Beydoun makes a valid point, but with so few Hollywood films featuring an exclusively Arab, Indian or Chinese cast, it’s no wonder that people of color had high hopes for the live-action Aladdin, a rare film in which they could see themselves represented on-screen in a mainstream movie. If Ritchie's film was based on the original story, the entire cast would be Chinese - apart from the sorcerer, who would be North African - but as it’s said to be a faithful remake of Disney’s animation, Aladdin and Princess Jasmine should really be Middle Eastern or South Asian, despite the film not being an authentic portrayal of either culture.

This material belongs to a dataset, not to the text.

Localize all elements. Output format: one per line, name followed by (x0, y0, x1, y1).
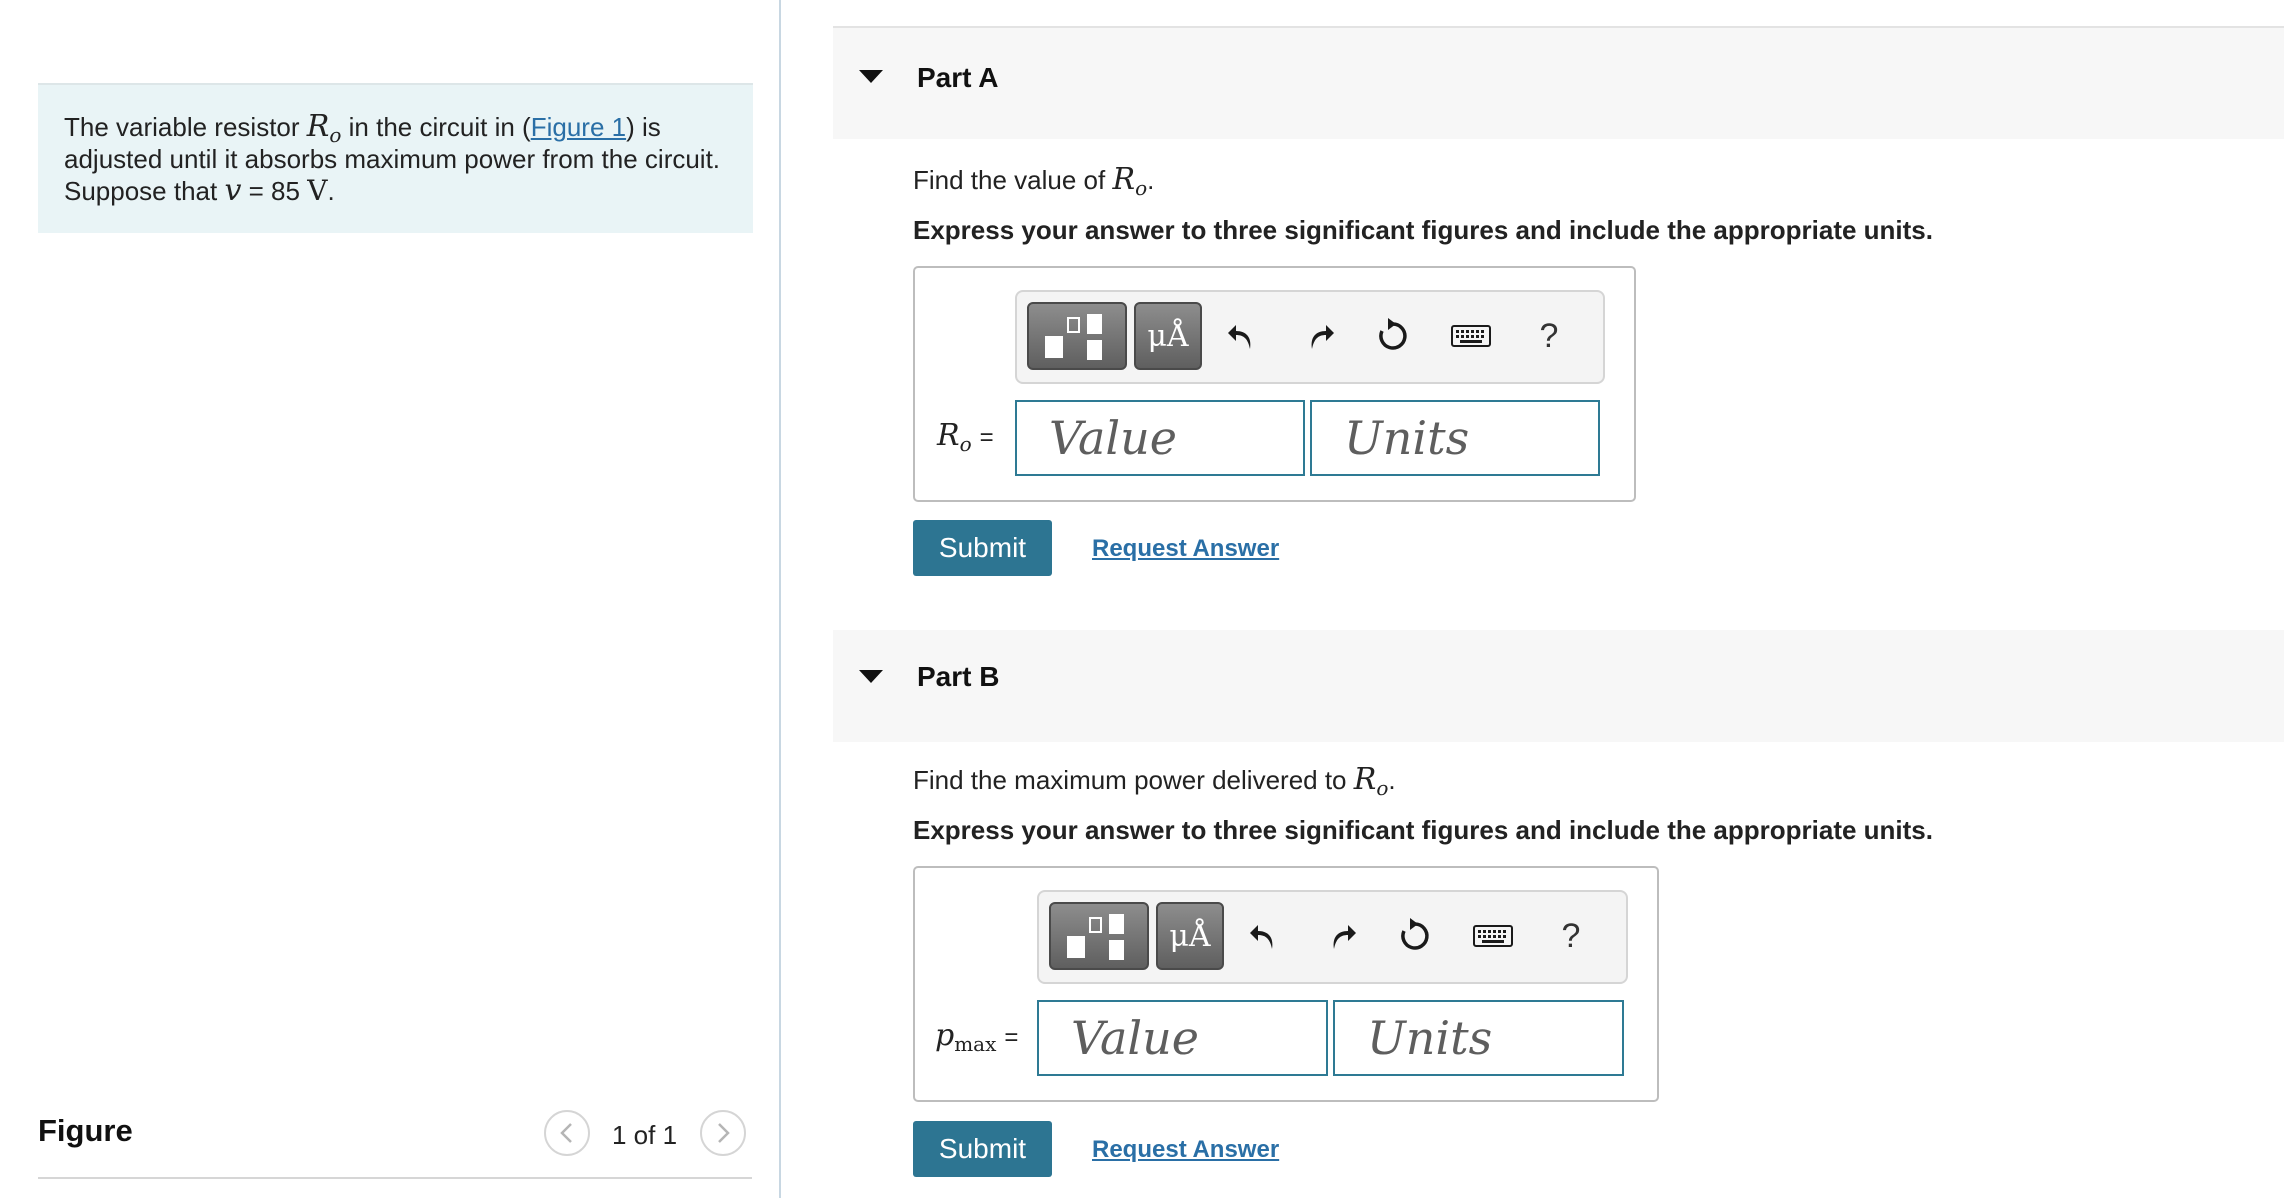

The casting of Scott, and to some extent Massoud, continues an Orientalist culture of seeing people of color as interchangeable, despite their different ethnic backgrounds. At this point, Disney are hardly going to recast. However, we can hope that the writers behind the remake will attempt to rid Aladdin of some of its more distasteful and outdated stereotypes, and perhaps give Princess Jasmine something to do beyond being whisked away on a magic carpet and being kidnapped by Jafar.